The deflection in moving coil galvanometer falls from $$25$$ divisions to $$5$$ division when a shunt of $$24 \Omega$$ is applied. The resistance of galvanometer coil will be:

We need to find the resistance of a galvanometer coil, given that the deflection falls from 25 divisions to 5 divisions when a shunt of $$24 \, \Omega$$ is applied.

In a galvanometer, the deflection is directly proportional to the current passing through it:

$$\theta \propto I_g$$

So if the deflection drops from 25 to 5 divisions, the current through the galvanometer has reduced by a factor of 5:

$$\frac{I_g'}{I_g} = \frac{5}{25} = \frac{1}{5}$$

Without shunt: All the current flows through the galvanometer: $$I = I_g$$.

With shunt: The current divides between the galvanometer (resistance $$G$$) and the shunt (resistance $$S = 24 \, \Omega$$) in parallel.
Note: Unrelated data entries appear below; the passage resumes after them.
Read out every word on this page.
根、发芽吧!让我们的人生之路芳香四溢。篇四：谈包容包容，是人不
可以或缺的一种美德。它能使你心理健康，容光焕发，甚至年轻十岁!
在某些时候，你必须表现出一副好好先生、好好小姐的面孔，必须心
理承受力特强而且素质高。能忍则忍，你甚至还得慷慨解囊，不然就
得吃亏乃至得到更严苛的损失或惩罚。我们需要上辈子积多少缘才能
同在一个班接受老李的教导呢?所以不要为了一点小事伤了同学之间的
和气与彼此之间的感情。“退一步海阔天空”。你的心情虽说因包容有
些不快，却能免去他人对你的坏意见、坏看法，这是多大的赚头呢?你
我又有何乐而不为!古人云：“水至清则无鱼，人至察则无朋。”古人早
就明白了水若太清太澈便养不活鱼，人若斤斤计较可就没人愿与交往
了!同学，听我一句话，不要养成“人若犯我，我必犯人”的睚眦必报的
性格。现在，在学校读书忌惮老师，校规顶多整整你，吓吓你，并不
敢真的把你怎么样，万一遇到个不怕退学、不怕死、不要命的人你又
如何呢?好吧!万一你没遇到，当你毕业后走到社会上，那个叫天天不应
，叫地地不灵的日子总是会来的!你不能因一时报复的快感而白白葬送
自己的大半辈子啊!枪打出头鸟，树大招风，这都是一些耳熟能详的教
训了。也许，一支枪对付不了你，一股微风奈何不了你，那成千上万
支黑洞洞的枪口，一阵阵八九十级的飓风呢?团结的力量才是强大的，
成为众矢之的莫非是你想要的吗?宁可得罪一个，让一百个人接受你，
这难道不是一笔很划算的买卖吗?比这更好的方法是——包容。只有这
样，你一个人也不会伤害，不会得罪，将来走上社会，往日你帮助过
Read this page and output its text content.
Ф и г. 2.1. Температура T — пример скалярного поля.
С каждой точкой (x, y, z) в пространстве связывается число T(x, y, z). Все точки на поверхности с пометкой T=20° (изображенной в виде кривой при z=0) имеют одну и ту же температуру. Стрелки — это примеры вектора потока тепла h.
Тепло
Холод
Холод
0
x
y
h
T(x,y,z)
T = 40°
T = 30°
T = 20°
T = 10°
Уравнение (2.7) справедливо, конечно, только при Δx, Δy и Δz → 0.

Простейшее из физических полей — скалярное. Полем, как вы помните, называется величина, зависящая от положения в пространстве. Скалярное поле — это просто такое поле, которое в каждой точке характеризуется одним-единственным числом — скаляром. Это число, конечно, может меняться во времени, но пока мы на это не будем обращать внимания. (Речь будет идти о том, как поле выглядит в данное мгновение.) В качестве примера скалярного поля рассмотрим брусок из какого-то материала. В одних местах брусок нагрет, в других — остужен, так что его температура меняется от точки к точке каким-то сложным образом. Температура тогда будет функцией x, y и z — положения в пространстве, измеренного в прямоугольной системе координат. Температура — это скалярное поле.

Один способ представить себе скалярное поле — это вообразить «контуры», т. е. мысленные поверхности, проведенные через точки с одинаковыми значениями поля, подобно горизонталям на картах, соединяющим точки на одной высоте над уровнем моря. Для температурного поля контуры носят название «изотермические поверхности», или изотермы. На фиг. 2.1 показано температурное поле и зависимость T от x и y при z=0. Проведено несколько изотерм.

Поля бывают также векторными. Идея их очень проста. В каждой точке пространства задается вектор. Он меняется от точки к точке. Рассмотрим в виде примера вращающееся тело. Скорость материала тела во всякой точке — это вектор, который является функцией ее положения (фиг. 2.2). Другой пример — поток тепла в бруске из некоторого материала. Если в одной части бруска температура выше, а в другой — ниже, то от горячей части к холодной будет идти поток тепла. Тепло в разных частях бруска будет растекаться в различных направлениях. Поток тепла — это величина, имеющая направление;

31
The total current $$I$$ remains the same (assuming the external circuit is unchanged), but now:

$$I_g' = I \times \frac{S}{G + S}$$

This is because in a parallel combination, the current divides inversely as the resistance.

$$\frac{I_g'}{I} = \frac{S}{G + S} = \frac{1}{5}$$

(Since $$I_g' = I_g/5$$ and $$I_g = I$$ without the shunt)

$$\frac{24}{G + 24} = \frac{1}{5}$$

$$5 \times 24 = G + 24$$

$$120 = G + 24$$

$$G = 96 \, \Omega$$

The correct answer is Option (2): $$96 \, \Omega$$.